Where do command.com & the .sys files end up in memory when dos is running? Im sure the dos interrupt routines are somewhere in those as well, or not. ?
jon

MichaelW

AFAIK it will vary with the version of DOS. This memory map is from The MS-DOS Encyclopedia, Ray Duncan (ed.), Microsoft Press, 1988, p78 Figure 2-9:
[FFFF:000F]
ROM BIOS
[F000:0000]
Other ROM and RAM
COMMAND.COM (transient)
Free RAM
COMMAND.COM (resident)
Installable device drivers
File control blocks
Disk buffers
MS-DOS tables
MS-DOS kernel (MSDOS.SYS)
MS-DOS BIOS (IO.SYS)
[0000:0600]
ROM BIOS tables
[0000:0400]
Interrupt vectors
[0000:0000]
eschew obfuscation

dncprogrammer

How can code be transient if far addresses and data addresses can't float with the rest of the code? Is there some sort of correction that is done on the fly by the os?
jon

MichaelW

It's been a long time, so prefix all of this with AFAIK.

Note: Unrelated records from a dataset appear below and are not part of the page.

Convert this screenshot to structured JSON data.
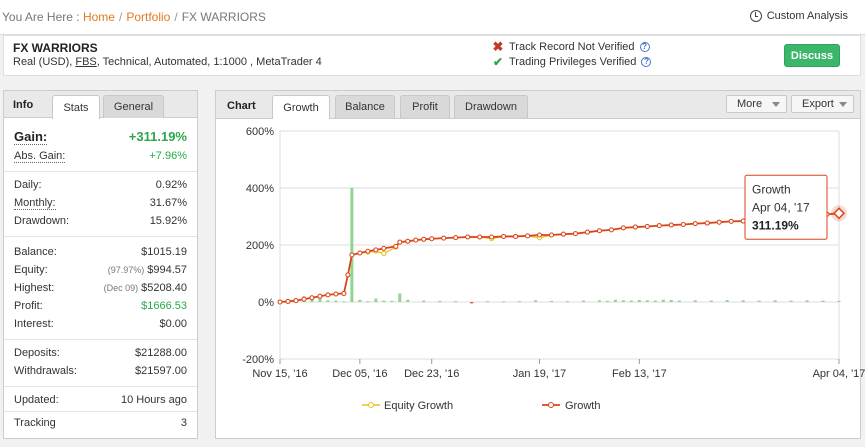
{
  "breadcrumb": {
    "prefix": "You Are Here :",
    "home": "Home",
    "portfolio": "Portfolio",
    "current": "FX WARRIORS"
  },
  "custom_analysis": "Custom Analysis",
  "system": {
    "name": "FX WARRIORS",
    "desc_prefix": "Real (USD), ",
    "broker": "FBS",
    "desc_suffix": ", Technical, Automated, 1:1000 , MetaTrader 4",
    "track_record": "Track Record Not Verified",
    "privileges": "Trading Privileges Verified",
    "discuss": "Discuss"
  },
  "left_tabs": {
    "title": "Info",
    "stats": "Stats",
    "general": "General"
  },
  "stats": {
    "gain_label": "Gain:",
    "gain": "+311.19%",
    "abs_gain_label": "Abs. Gain:",
    "abs_gain": "+7.96%",
    "daily_label": "Daily:",
    "daily": "0.92%",
    "monthly_label": "Monthly:",
    "monthly": "31.67%",
    "drawdown_label": "Drawdown:",
    "drawdown": "15.92%",
    "balance_label": "Balance:",
    "balance": "$1015.19",
    "equity_label": "Equity:",
    "equity_pct": "(97.97%)",
    "equity": "$994.57",
    "highest_label": "Highest:",
    "highest_date": "(Dec 09)",
    "highest": "$5208.40",
    "profit_label": "Profit:",
    "profit": "$1666.53",
    "interest_label": "Interest:",
    "interest": "$0.00",
    "deposits_label": "Deposits:",
    "deposits": "$21288.00",
    "withdrawals_label": "Withdrawals:",
    "withdrawals": "$21597.00",
    "updated_label": "Updated:",
    "updated": "10 Hours ago",
    "tracking_label": "Tracking",
    "tracking": "3"
  },
  "chart_tabs": {
    "title": "Chart",
    "growth": "Growth",
    "balance": "Balance",
    "profit": "Profit",
    "drawdown": "Drawdown",
    "more": "More",
    "export": "Export"
  },
  "colors": {
    "growth": "#d9441c",
    "equity": "#e8c21a",
    "bar_pos": "#7ccf7c",
    "bar_neg": "#d9441c",
    "accent": "#e07a1f",
    "discuss": "#3cb66b"
  },
  "chart_data": {
    "type": "line",
    "ylim": [
      -200,
      600
    ],
    "yticks": [
      "600%",
      "400%",
      "200%",
      "0%",
      "-200%"
    ],
    "yvalues": [
      600,
      400,
      200,
      0,
      -200
    ],
    "xticks": [
      "Nov 15, '16",
      "Dec 05, '16",
      "Dec 23, '16",
      "Jan 19, '17",
      "Feb 13, '17",
      "Apr 04, '17"
    ],
    "xtick_days": [
      0,
      20,
      38,
      65,
      90,
      140
    ],
    "series": [
      {
        "name": "Growth",
        "days": [
          0,
          2,
          4,
          6,
          8,
          10,
          12,
          14,
          16,
          17,
          18,
          20,
          22,
          24,
          26,
          29,
          30,
          32,
          34,
          36,
          38,
          41,
          44,
          47,
          50,
          53,
          56,
          59,
          62,
          65,
          68,
          71,
          74,
          77,
          80,
          83,
          86,
          89,
          92,
          95,
          98,
          101,
          104,
          107,
          110,
          113,
          116,
          119,
          122,
          125,
          128,
          131,
          134,
          137,
          140
        ],
        "values": [
          0,
          2,
          5,
          10,
          15,
          20,
          25,
          28,
          30,
          95,
          165,
          172,
          178,
          183,
          188,
          195,
          210,
          213,
          217,
          220,
          222,
          224,
          226,
          228,
          228,
          228,
          230,
          230,
          232,
          235,
          235,
          238,
          240,
          245,
          250,
          253,
          260,
          263,
          265,
          268,
          270,
          272,
          275,
          277,
          280,
          283,
          284,
          286,
          289,
          292,
          296,
          300,
          304,
          308,
          311.19
        ]
      },
      {
        "name": "Equity Growth",
        "days": [
          0,
          2,
          4,
          6,
          8,
          10,
          12,
          14,
          16,
          17,
          18,
          20,
          22,
          24,
          26,
          29,
          30,
          32,
          34,
          36,
          38,
          41,
          44,
          47,
          50,
          53,
          56,
          59,
          62,
          65,
          68,
          71,
          74,
          77,
          80,
          83,
          86,
          89,
          92,
          95,
          98,
          101,
          104,
          107,
          110,
          113,
          116,
          119,
          122,
          125,
          128,
          131,
          134,
          137,
          140
        ],
        "values": [
          0,
          2,
          5,
          10,
          15,
          20,
          25,
          28,
          30,
          95,
          165,
          172,
          175,
          178,
          170,
          192,
          210,
          213,
          217,
          220,
          222,
          224,
          226,
          228,
          228,
          222,
          230,
          230,
          232,
          225,
          235,
          238,
          240,
          245,
          250,
          253,
          260,
          263,
          265,
          268,
          270,
          272,
          275,
          277,
          280,
          283,
          284,
          286,
          289,
          292,
          296,
          300,
          304,
          308,
          308
        ]
      }
    ],
    "bars": {
      "days": [
        0,
        2,
        4,
        6,
        8,
        10,
        12,
        14,
        16,
        18,
        20,
        22,
        24,
        26,
        28,
        30,
        32,
        36,
        40,
        44,
        48,
        52,
        56,
        60,
        64,
        68,
        72,
        76,
        80,
        82,
        84,
        86,
        88,
        90,
        92,
        94,
        96,
        98,
        100,
        104,
        108,
        112,
        116,
        120,
        124,
        128,
        132,
        136,
        140
      ],
      "values": [
        2,
        3,
        10,
        20,
        15,
        18,
        6,
        5,
        2,
        400,
        8,
        3,
        12,
        5,
        4,
        30,
        8,
        5,
        4,
        3,
        -5,
        3,
        2,
        3,
        6,
        4,
        3,
        5,
        6,
        4,
        8,
        6,
        5,
        7,
        6,
        5,
        8,
        7,
        5,
        6,
        5,
        7,
        6,
        5,
        6,
        5,
        6,
        5,
        4
      ]
    },
    "tooltip": {
      "title": "Growth",
      "date": "Apr 04, '17",
      "value": "311.19%"
    },
    "legend": [
      "Equity Growth",
      "Growth"
    ],
    "legend_position": "bottom"
  }
}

The DOS data segment is stored at a fixed location somewhere in the area of the DOS kernel, fixed meaning that the address is fixed at startup. See Interrupt 2Fh, Function 1203h and Interrupt 21h, Function 52h for more information.

COMMAND.COM is split into a resident part and a transient part to reduce its memory footprint. The resident part is fixed in memory. The transient part is loaded into what is effectively free memory, I think at an address that is fixed at startup, and reloaded as necessary whenever it has been overwritten. Even if the address of the transient part is not fixed, accessing code or data through a system of pointers is entirely possible, and in most cases not difficult. The memory map that I posted is the last of multiple maps, each detailing a stage in the (moderately complex) startup process.
eschew obfuscation

TomRiddle

Damn your smart Michael   :dazzled: